A new month, and we’re back to the OBVV. By all rights, we should be hitting Tennyson next, but, um…I just had a lot of writing on Tennyson come out recently–you can look me up on Project Muse–and I think maybe I should leave it at that for now. (I will say, briefly, that the Tennyson selections are fairly predictable, except for the part where there’s nothing from In Memoriam. My guess is that AQC wanted that to be fully a part of the Oxford Book of English Verse, which he’d previously put together. Or something. There are also a couple other selections that don’t make it into the one-volume selected Tennyson edited by Christopher Ricks. But, like many collections since–I assume–it’s pretty heavily weighted towards the Tennyson of 1855 and before, with the obligatory nod to “Crossing the Bar.”)

And so, with all of that impossible preamble, I give you the long-awaited Poem of the Week, which I fear will not live up to the hype.

180. “Faith” by Frances Anne Kemble

Better trust all, and be deceived,

And weep that trust and that deceiving,

Than doubt one heart that, if believed,

Had bless’d one’s life with true believing.

O, in this mocking world too fast

The doubting fiend o’ertakes our youth!

Better be cheated to the last

Than lose the blessed hope of truth.

(1844? This is a guess.)

I could probably come up with a whole subcategory within this of “poems by people who are famous for things other than poetry.” And Frances Anne “Fanny” Kemble–actress, abolitionist, travel writer, memoirist, divorcee–certainly fits here. Seriously, go read her Wikipedia page–she’s someone we should all know about, particularly with the American connection.
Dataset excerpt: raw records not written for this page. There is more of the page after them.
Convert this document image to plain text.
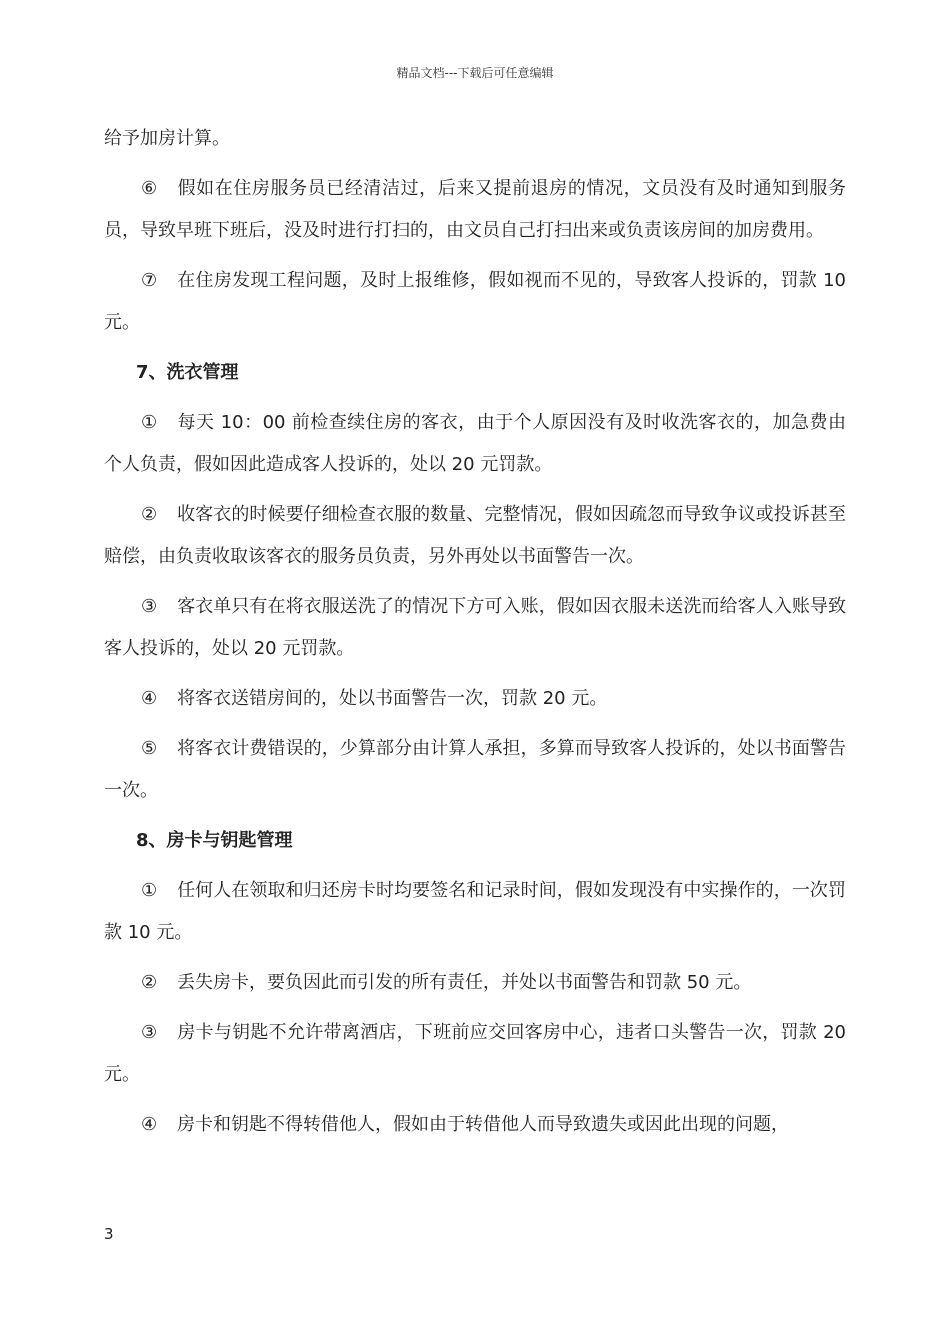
精品文档---下载后可任意编辑

给予加房计算。

⑥ 假如在住房服务员已经清洁过，后来又提前退房的情况，文员没有及时通知到服务员，导致早班下班后，没及时进行打扫的，由文员自己打扫出来或负责该房间的加房费用。

⑦ 在住房发现工程问题，及时上报维修，假如视而不见的，导致客人投诉的，罚款 10 元。

7、洗衣管理

① 每天 10：00 前检查续住房的客衣，由于个人原因没有及时收洗客衣的，加急费由个人负责，假如因此造成客人投诉的，处以 20 元罚款。

② 收客衣的时候要仔细检查衣服的数量、完整情况，假如因疏忽而导致争议或投诉甚至赔偿，由负责收取该客衣的服务员负责，另外再处以书面警告一次。

③ 客衣单只有在将衣服送洗了的情况下方可入账，假如因衣服未送洗而给客人入账导致客人投诉的，处以 20 元罚款。

④ 将客衣送错房间的，处以书面警告一次，罚款 20 元。

⑤ 将客衣计费错误的，少算部分由计算人承担，多算而导致客人投诉的，处以书面警告一次。

8、房卡与钥匙管理

① 任何人在领取和归还房卡时均要签名和记录时间，假如发现没有中实操作的，一次罚款 10 元。

② 丢失房卡，要负因此而引发的所有责任，并处以书面警告和罚款 50 元。

③ 房卡与钥匙不允许带离酒店，下班前应交回客房中心，违者口头警告一次，罚款 20 元。

④ 房卡和钥匙不得转借他人，假如由于转借他人而导致遗失或因此出现的问题，

3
I’ve been thinking a lot about the relationship between things like faith and stupidity and how they are sometimes kind of indistinguishable (see any of the Great Pumpkin-themed Peanuts strips). My reaction to this poem thus went a bit like the following. First impression: yes, this poem is pretty much the plot of every Victorian novel, ever. Second impression: this poem knows what it’s talking about. What I mean by the second impression is mostly that it’s another lovely example of the Victorian double poem, in that on the first pass it expresses a conventional, almost stereotypical conduct-manual type counsel (“tis better to have loved and lost / then never to have loved at all”; “and may you stay forever young”) and on the second pass it makes us wonder about all of that, without really giving us an out.

A bit more slowly, what I mean is this: the first quatrain is doing something really interesting with its line endings. The deceived/believed and deceiving/believing rhyme scheme suggests, not entirely subtly, the ways in which the two are indistinguishable. But I find it more interesting that we go from the past participle/adjective to the gerund (deceived–>deceiving / believed–>believing), which suggests all kinds of other possibilities, perhaps how we can move from being deceived to going out and deceiving, but also disrupting the self-sameness of these states, particularly since the whole scheme of tenses is already a bit convoluted. (As is my prose here. I apologize. Clearly, The Poem of the Week is not to be analyzed with the baseball game on in the background. Also, the Cardinals lost.) Whether belief and that “hope of truth” are even possible is never really clear in this poem because of the way that first stanza works.

And what is “true believing,” anyway? Especially when by the end of the poem it’s become “the blessed hope of truth”? This does not strike me as being particularly consolatory. The “truth” that seems most evident in the poem lies in something like that movement to action charted in the first stanza–the truth being in the affective investments that we make again and again, even though most of them will lose. If we don’t “trust all” and be deceived, we almost by definition trust more than we don’t trust when we decide to get out of bed in the morning. If we justify it in retrospect as being worth it–well, we’re still here to make that retrospective judgment, so maybe it *is* worth it after all.

I’m not feeling particularly eloquent or focused right now, so I won’t subject you to more ramblings. (Don’t want to presume on how much anyone missed me.) I will say, though, that there’s a lot to be done with thinking about temporality in this poem, particularly the way it is forward-looking, subjunctive, perhaps even suspensive. Possibly I’m just marking this for myself right now, too.